ANNAPOLIS, Md. – Overall oxygen conditions in the Chesapeake Bay during 2025 were near the average observed in recent decades. But as is often the case, “average” obscures conditions that at times were both notably better and worse than normal.
In Maryland, the area affected by low oxygen was the 11th largest out of 41 years of monitoring, which was classified in the average range, according to the Maryland Department of Natural Resources.
A computer analysis of Baywide conditions by the Virginia Institute of Marine Science found that low oxygen, or hypoxic, conditions in mid-summer were severe at their peak but didn’t last as long as they typically do.
Both analyses show that the summer started out with a smaller than normal “dead zone” through early June. Then conditions began to worsen. In early July, DNR monitoring noted that nearly 20% of the mainstem Bay within Maryland had too little oxygen to support most aquatic life. That was the fifth worst report for early July in 40 years of monitoring.
The situation improved a bit in late July and early August but remained notably worse than the long-term average. By late August, about 10% of Maryland’s portion of the Bay was hypoxic — roughly normal for that time of year. Increased winds and cooler air temperatures in August likely resulted in a decrease from the July peak, DNR reported.
Hypoxia is defined as water with less than 2 milligrams of oxygen per liter of water. Most aquatic life will not survive for long with that little oxygen.
Hypoxic conditions exist naturally in deep areas of the Bay, especially during years of high freshwater flows. That results in strong stratification in the water, which prevents oxygen-rich surface water from mixing with low-oxygen bottom water.
In the last century, areas impacted by hypoxia have expanded as increased amounts of nutrients spurred more algae growth. When the water contains more algae than fish and other aquatic life can consume, the excess sinks to the bottom and decomposes in a process that consumes oxygen.
DNR reported that freshwater flows during the first several months of the year were about 20% larger than normal, washing more nutrients into the Chesapeake and increasing the likelihood of large dead zones.
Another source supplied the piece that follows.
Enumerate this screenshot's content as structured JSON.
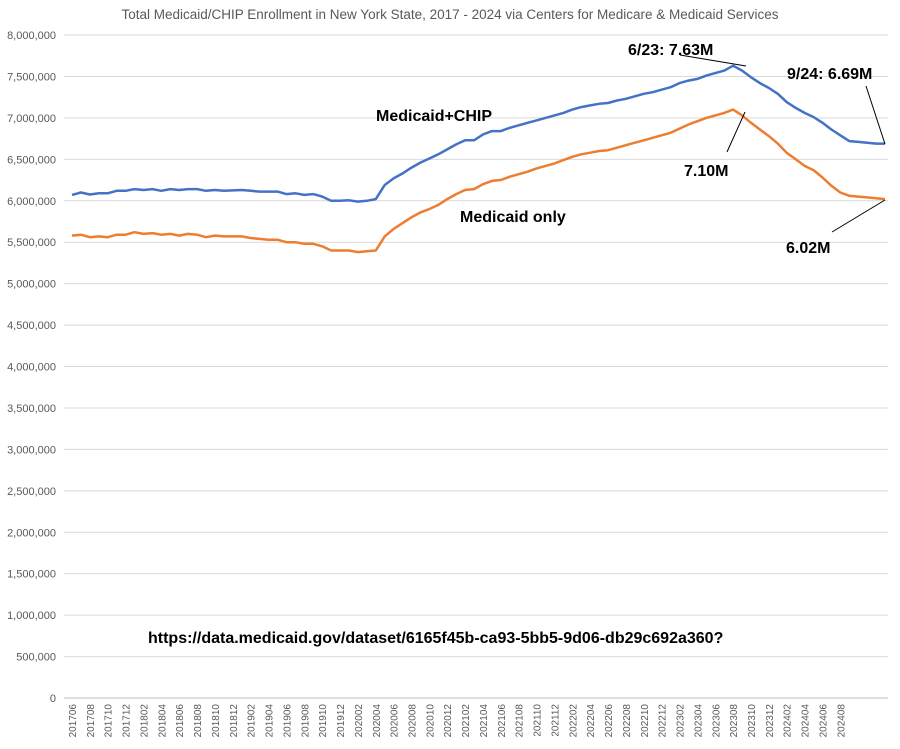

Then came an extremely wet May, which saw the highest precipitation on record for Maryland and the second highest for Pennsylvania. DNR scientists said the rain washed even more nutrients downstream and likely set up the spike in hypoxia seen in late June and early July. Hotter than normal mid-summer weather likely exacerbated the problem, they said, because hot spells can reinforce stratification in the water and prevent mixing.
The weather turned cooler and drier later in the summer and winds picked up, which facilitated the mixing of water and relieved hypoxic conditions, DNR said.
A similar picture was painted by the Chesapeake Bay Environmental Forecast System developed by VIMS and Anchor QEA, an environmental engineering and consulting firm. The system uses computer models that use monitoring and other data to estimate Baywide hypoxia.
For the entire Bay, it showed conditions worsening through June, peaking in July with a relatively large dead zone that impacted about 12% of the Chesapeake. The zone shrank in August to better than normal conditions when temperatures cooled and winds from Hurricane Erin, which passed offshore, helped facilitate the mixing of water.
“Even in what we classify as an average year, the Bay can experience periods of prolonged stress,” said Marjorie Friedrichs, a VIMS professor. “July’s persistent hypoxia illustrates how sensitive the ecosystem is to subtle shifts in wind, temperature and river flow. Those changes can have real implications for the distribution and behavior of fish, crabs and other species that rely on well oxygenated habitat.”
The model also found that hypoxic conditions generally started later and ended earlier than in other years, with 60 days of sustained low oxygen, below the typical range of 78-116 days.
Taken as a whole, the model concluded that 2025 was generally an average year for the Bay’s dead zone. The total Baywide amount of hypoxia estimated by the model ranked 30th out of 40 years, and VIMS scientists said that generally fell into the normal range.